Você vê o quão forte a democracia brasileira está indo: mesmo ele não pode fazê-lo. E nem ele ousou.
Chávez e Morales prenderam e processaram políticos de oposição.
Houve casos, por exemplo, de uso da Lei de Segurança Nacional para investigação de críticos do governo, como jornalistas. Não conheço esses casos. Mas, quando se olha para a imprensa brasileira, não acho que tenha sido afetada.
No Brasil, apesar das más intenções, Bolsonaro fez pouco. Mostra o quanto ele era frágil. Ele não tinha um poder hegemônico, predominante. Ele gostaria, mas não pôde.
Você viu no domingo, o Brasil é uma democracia completa. A eleição foi muito apertada e, apesar do episódio da Polícia Rodoviária, desconheço qualquer grande embaraço à oposição durante a campanha.
Houve alguma violência eleitoral, pessoas que foram mortas, infelizmente. Os países da América Latina são violentos.
Mas não houve um esforço governamental sistemático para minar a oposição. Lula teve fundo eleitoral [público] para a campanha dele. Então…
O sr. costuma dizer que o medo do populismo é superestimado. Por quê? Meu argumento principal é que há muitos líderes populistas que não conseguem destruir a democracia.
No Brasil, a democracia está viva e indo bem. Um oposicionista ganhou e é incomum um populista perder a reeleição. Eles controlam a máquina, certo?
A principal mensagem da campanha de Lula era a defesa da democracia. Como o sr. vê? Bolsonaro é profundamente autocrático e era importante acabar com o governo dele. Quem sabe o que seria um segundo governo? Poderia ampliar o Supremo Tribunal Federal e ganhar terreno.
Ainda acho que a democracia brasileira seria forte o suficiente para suportar um segundo mandato dele, mas era melhor não experimentar.
Lula não tinha um grande programa para o futuro. Apelar para a preservação da democracia foi importante. Bom que essa mensagem tenha vencido.

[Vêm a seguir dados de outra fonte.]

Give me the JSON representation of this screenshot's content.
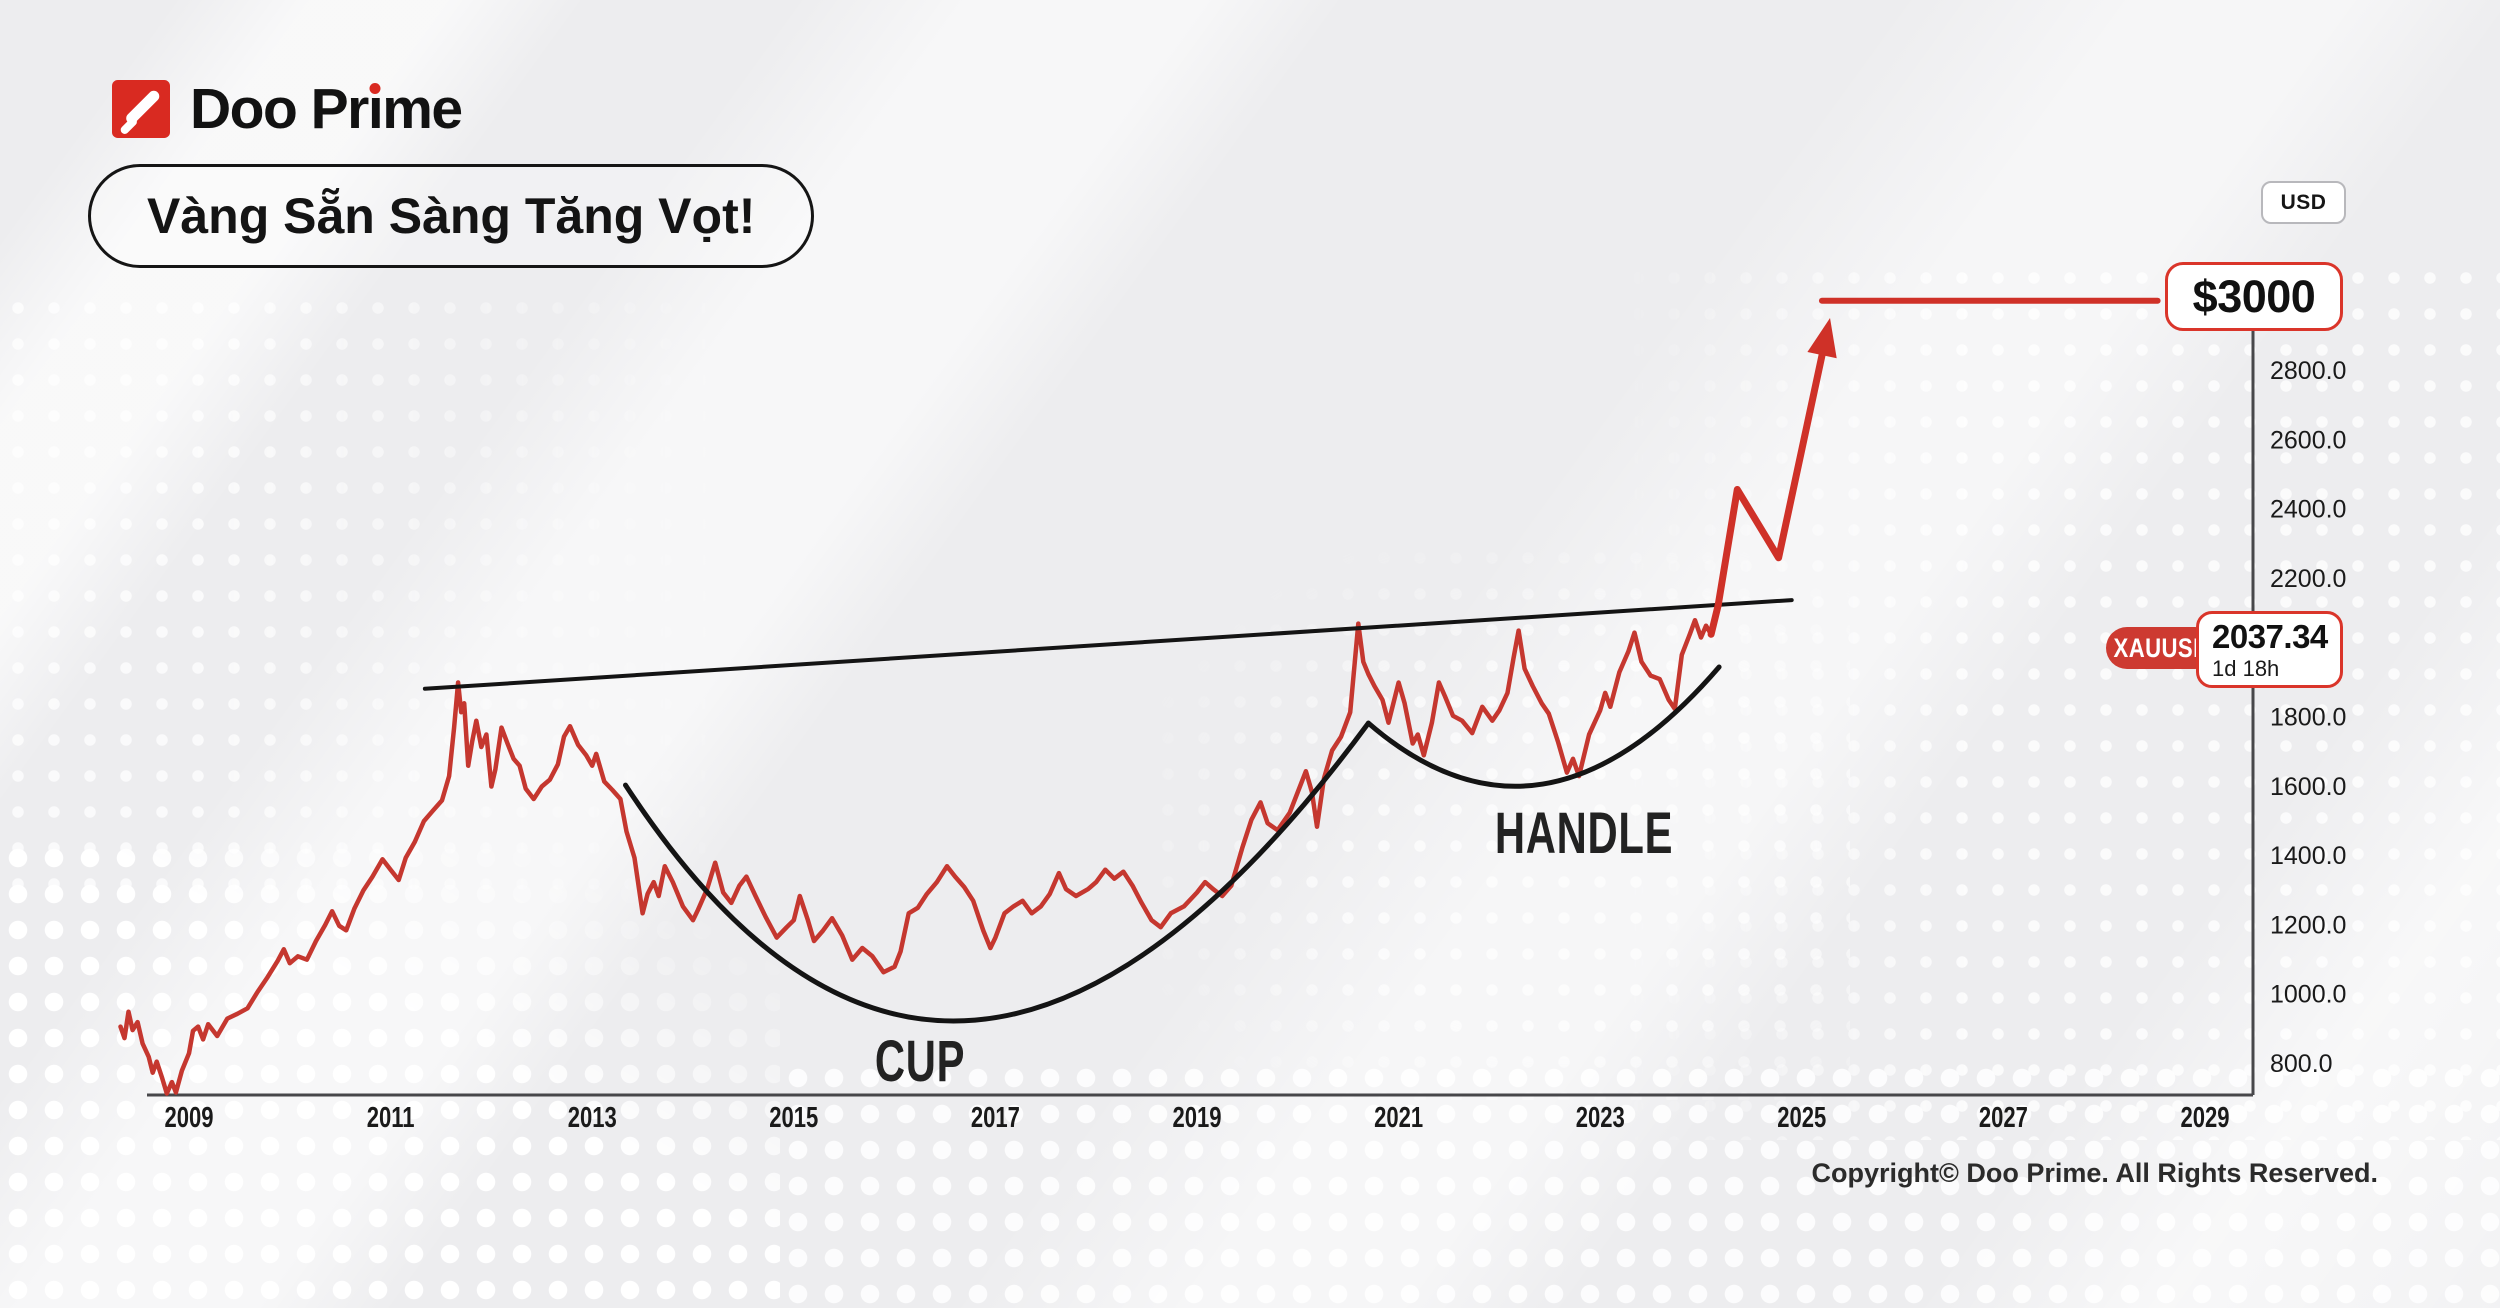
{
  "brand": {
    "logo_pre": "Doo Pr",
    "logo_i": "ı",
    "logo_post": "me"
  },
  "header": {
    "headline": "Vàng Sẵn Sàng Tăng Vọt!"
  },
  "currency_badge": {
    "label": "USD"
  },
  "target_badge": {
    "label": "$3000"
  },
  "price_tag": {
    "symbol": "XAUUSD",
    "price": "2037.34",
    "timeframe": "1d 18h"
  },
  "pattern_labels": {
    "cup": "CUP",
    "handle": "HANDLE"
  },
  "footer": {
    "copyright": "Copyright© Doo Prime. All Rights Reserved."
  },
  "colors": {
    "brand_red": "#d92a21",
    "line_red": "#c5372f",
    "projection_red": "#cf3128",
    "pill_red": "#cd3a31",
    "annotation_black": "#141414",
    "axis_gray": "#47474a"
  },
  "chart_data": {
    "type": "line",
    "title": "XAUUSD price history with cup-and-handle pattern and $3000 projection",
    "x_axis": {
      "ticks": [
        2009,
        2011,
        2013,
        2015,
        2017,
        2019,
        2021,
        2023,
        2025,
        2027,
        2029
      ],
      "range": [
        2008.1,
        2029.6
      ]
    },
    "y_axis": {
      "tick_values": [
        2800,
        2600,
        2400,
        2200,
        1800,
        1600,
        1400,
        1200,
        1000,
        800
      ],
      "tick_format": "one_decimal",
      "range": [
        700,
        3100
      ]
    },
    "last_price": 2037.34,
    "series": [
      {
        "name": "XAUUSD",
        "points": [
          [
            2008.32,
            905
          ],
          [
            2008.36,
            872
          ],
          [
            2008.4,
            948
          ],
          [
            2008.44,
            895
          ],
          [
            2008.49,
            918
          ],
          [
            2008.54,
            856
          ],
          [
            2008.6,
            818
          ],
          [
            2008.64,
            772
          ],
          [
            2008.68,
            804
          ],
          [
            2008.73,
            760
          ],
          [
            2008.78,
            712
          ],
          [
            2008.83,
            745
          ],
          [
            2008.87,
            715
          ],
          [
            2008.93,
            778
          ],
          [
            2009.0,
            828
          ],
          [
            2009.04,
            893
          ],
          [
            2009.09,
            905
          ],
          [
            2009.14,
            868
          ],
          [
            2009.19,
            912
          ],
          [
            2009.28,
            878
          ],
          [
            2009.38,
            928
          ],
          [
            2009.48,
            942
          ],
          [
            2009.58,
            958
          ],
          [
            2009.68,
            1005
          ],
          [
            2009.78,
            1048
          ],
          [
            2009.88,
            1095
          ],
          [
            2009.94,
            1128
          ],
          [
            2010.0,
            1088
          ],
          [
            2010.08,
            1108
          ],
          [
            2010.17,
            1098
          ],
          [
            2010.26,
            1152
          ],
          [
            2010.35,
            1198
          ],
          [
            2010.42,
            1238
          ],
          [
            2010.49,
            1196
          ],
          [
            2010.56,
            1183
          ],
          [
            2010.64,
            1245
          ],
          [
            2010.73,
            1298
          ],
          [
            2010.82,
            1338
          ],
          [
            2010.92,
            1388
          ],
          [
            2011.0,
            1358
          ],
          [
            2011.08,
            1328
          ],
          [
            2011.15,
            1392
          ],
          [
            2011.24,
            1438
          ],
          [
            2011.33,
            1498
          ],
          [
            2011.42,
            1528
          ],
          [
            2011.51,
            1558
          ],
          [
            2011.58,
            1628
          ],
          [
            2011.63,
            1768
          ],
          [
            2011.67,
            1898
          ],
          [
            2011.7,
            1812
          ],
          [
            2011.73,
            1838
          ],
          [
            2011.77,
            1658
          ],
          [
            2011.81,
            1728
          ],
          [
            2011.85,
            1788
          ],
          [
            2011.9,
            1712
          ],
          [
            2011.95,
            1748
          ],
          [
            2012.0,
            1598
          ],
          [
            2012.04,
            1648
          ],
          [
            2012.1,
            1768
          ],
          [
            2012.16,
            1722
          ],
          [
            2012.22,
            1678
          ],
          [
            2012.28,
            1658
          ],
          [
            2012.34,
            1592
          ],
          [
            2012.42,
            1562
          ],
          [
            2012.5,
            1598
          ],
          [
            2012.58,
            1618
          ],
          [
            2012.66,
            1662
          ],
          [
            2012.72,
            1742
          ],
          [
            2012.78,
            1772
          ],
          [
            2012.86,
            1718
          ],
          [
            2012.94,
            1688
          ],
          [
            2013.0,
            1658
          ],
          [
            2013.04,
            1692
          ],
          [
            2013.12,
            1612
          ],
          [
            2013.2,
            1588
          ],
          [
            2013.28,
            1562
          ],
          [
            2013.34,
            1468
          ],
          [
            2013.42,
            1392
          ],
          [
            2013.5,
            1232
          ],
          [
            2013.55,
            1288
          ],
          [
            2013.61,
            1322
          ],
          [
            2013.66,
            1282
          ],
          [
            2013.72,
            1368
          ],
          [
            2013.8,
            1322
          ],
          [
            2013.9,
            1252
          ],
          [
            2014.0,
            1212
          ],
          [
            2014.05,
            1242
          ],
          [
            2014.14,
            1302
          ],
          [
            2014.22,
            1378
          ],
          [
            2014.3,
            1292
          ],
          [
            2014.38,
            1262
          ],
          [
            2014.46,
            1312
          ],
          [
            2014.53,
            1338
          ],
          [
            2014.62,
            1282
          ],
          [
            2014.72,
            1222
          ],
          [
            2014.83,
            1162
          ],
          [
            2014.93,
            1192
          ],
          [
            2015.0,
            1212
          ],
          [
            2015.06,
            1282
          ],
          [
            2015.14,
            1212
          ],
          [
            2015.2,
            1152
          ],
          [
            2015.29,
            1182
          ],
          [
            2015.38,
            1218
          ],
          [
            2015.48,
            1168
          ],
          [
            2015.58,
            1098
          ],
          [
            2015.68,
            1132
          ],
          [
            2015.78,
            1108
          ],
          [
            2015.89,
            1062
          ],
          [
            2016.0,
            1078
          ],
          [
            2016.06,
            1122
          ],
          [
            2016.14,
            1232
          ],
          [
            2016.23,
            1248
          ],
          [
            2016.32,
            1288
          ],
          [
            2016.42,
            1322
          ],
          [
            2016.52,
            1368
          ],
          [
            2016.6,
            1338
          ],
          [
            2016.69,
            1308
          ],
          [
            2016.78,
            1268
          ],
          [
            2016.88,
            1182
          ],
          [
            2016.95,
            1132
          ],
          [
            2017.0,
            1162
          ],
          [
            2017.09,
            1232
          ],
          [
            2017.18,
            1252
          ],
          [
            2017.27,
            1268
          ],
          [
            2017.36,
            1232
          ],
          [
            2017.45,
            1252
          ],
          [
            2017.54,
            1288
          ],
          [
            2017.63,
            1348
          ],
          [
            2017.7,
            1302
          ],
          [
            2017.8,
            1282
          ],
          [
            2017.92,
            1302
          ],
          [
            2018.0,
            1322
          ],
          [
            2018.09,
            1358
          ],
          [
            2018.18,
            1332
          ],
          [
            2018.27,
            1352
          ],
          [
            2018.36,
            1312
          ],
          [
            2018.45,
            1262
          ],
          [
            2018.55,
            1212
          ],
          [
            2018.64,
            1192
          ],
          [
            2018.74,
            1232
          ],
          [
            2018.87,
            1252
          ],
          [
            2019.0,
            1292
          ],
          [
            2019.08,
            1322
          ],
          [
            2019.16,
            1302
          ],
          [
            2019.25,
            1282
          ],
          [
            2019.34,
            1312
          ],
          [
            2019.45,
            1422
          ],
          [
            2019.54,
            1502
          ],
          [
            2019.63,
            1552
          ],
          [
            2019.7,
            1492
          ],
          [
            2019.8,
            1472
          ],
          [
            2019.92,
            1522
          ],
          [
            2020.0,
            1582
          ],
          [
            2020.08,
            1642
          ],
          [
            2020.14,
            1582
          ],
          [
            2020.19,
            1482
          ],
          [
            2020.26,
            1622
          ],
          [
            2020.34,
            1702
          ],
          [
            2020.43,
            1742
          ],
          [
            2020.52,
            1812
          ],
          [
            2020.6,
            2068
          ],
          [
            2020.65,
            1958
          ],
          [
            2020.7,
            1922
          ],
          [
            2020.76,
            1888
          ],
          [
            2020.84,
            1848
          ],
          [
            2020.9,
            1782
          ],
          [
            2021.0,
            1898
          ],
          [
            2021.06,
            1838
          ],
          [
            2021.14,
            1722
          ],
          [
            2021.19,
            1748
          ],
          [
            2021.25,
            1688
          ],
          [
            2021.33,
            1782
          ],
          [
            2021.4,
            1898
          ],
          [
            2021.46,
            1858
          ],
          [
            2021.54,
            1802
          ],
          [
            2021.63,
            1788
          ],
          [
            2021.73,
            1752
          ],
          [
            2021.83,
            1828
          ],
          [
            2021.93,
            1788
          ],
          [
            2022.0,
            1818
          ],
          [
            2022.08,
            1868
          ],
          [
            2022.14,
            1968
          ],
          [
            2022.19,
            2048
          ],
          [
            2022.25,
            1938
          ],
          [
            2022.33,
            1888
          ],
          [
            2022.42,
            1838
          ],
          [
            2022.49,
            1808
          ],
          [
            2022.58,
            1728
          ],
          [
            2022.67,
            1638
          ],
          [
            2022.73,
            1678
          ],
          [
            2022.79,
            1628
          ],
          [
            2022.89,
            1748
          ],
          [
            2023.0,
            1818
          ],
          [
            2023.05,
            1868
          ],
          [
            2023.1,
            1828
          ],
          [
            2023.19,
            1928
          ],
          [
            2023.28,
            1988
          ],
          [
            2023.34,
            2042
          ],
          [
            2023.41,
            1958
          ],
          [
            2023.5,
            1918
          ],
          [
            2023.59,
            1908
          ],
          [
            2023.68,
            1848
          ],
          [
            2023.74,
            1822
          ],
          [
            2023.81,
            1978
          ],
          [
            2023.89,
            2038
          ],
          [
            2023.94,
            2078
          ],
          [
            2024.0,
            2028
          ],
          [
            2024.05,
            2062
          ],
          [
            2024.1,
            2037.34
          ]
        ]
      }
    ],
    "projection": {
      "name": "forecast",
      "points": [
        [
          2024.1,
          2037.34
        ],
        [
          2024.17,
          2120
        ],
        [
          2024.36,
          2455
        ],
        [
          2024.77,
          2258
        ],
        [
          2025.28,
          2950
        ]
      ]
    },
    "target_line": {
      "price": 3000,
      "x1_year": 2025.2,
      "x2_year": 2028.53
    },
    "trendline": {
      "start": [
        2011.34,
        1880
      ],
      "end": [
        2024.9,
        2136
      ]
    },
    "cup_arc": {
      "p0": [
        2013.33,
        1602
      ],
      "ctrl": [
        2016.58,
        156
      ],
      "p1": [
        2020.7,
        1781
      ]
    },
    "handle_arc": {
      "p0": [
        2020.7,
        1781
      ],
      "ctrl": [
        2022.42,
        1348
      ],
      "p1": [
        2024.18,
        1943
      ]
    }
  }
}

Se eu tivesse que apostar, diria que o risco de retorno de Bolsonaro é baixo. O Brasil provavelmente terá a ascensão de outros líderes populistas, mas mais oportunistas, pragmáticos e abertos.
O Brasil está enfrentando uma onda de manifestações, com bloqueios em estradas. O quanto isso e suas consequências serão importantes para o bolsonarismo? Não vejo isso se estendendo e tornando a situação de Lula difícil. É lamentável, totalmente antidemocrático. É quase tão louco quanto o ataque ao Capitólio, em 2021, [nos Estados Unidos].
Minimizar os riscos do populismo não é arriscado? O populismo cria muitos problemas. Um benefício não intencional do populismo é tornar a sociedade ciente da importância da democracia. Muita gente pensa na democracia como algo garantido e não se envolve. Nos Estados Unidos, com Trump, a participação aumentou. Mesmo no Brasil, no segundo turno, o comparecimento foi maior.
O populismo é uma ameaça, um problema, um perigo. Mas esse perigo pode induzir mais gente a se comprometer com a democracia, fazer mais esforços para defendê-la e revitalizá-la.
O populismo muito mais falhou, felizmente.
Todos conhecem Chávez, Alberto Fujimori [no Peru], Orbán, Recep Erdogan [na Turquia]. Quem conhece Collor? Ou Bucaram? Lucio Gutiérrez [no Equador]?
Quem se deu mal é esquecido. Não é considerado que existiram, que ameaçaram a democracia e que fracassaram.
Não nos recordamos de muitos desses personagens.
Bolsonaro será esquecido assim? Espero que sim.
Alemão radicado nos Estados Unidos, é professor da Universidade do Texas em Austin. É PhD em ciência política pela Universidade Stanford e pesquisa democratização e autoritarismo principalmente na América Latina e na Europa. Escreveu, entre outros livros, “Democracy Without Equity: Failure of Reform in Brazil” (“Democracia sem Igualdade: O Fracasso das Reformas no Brasil”), de 1996.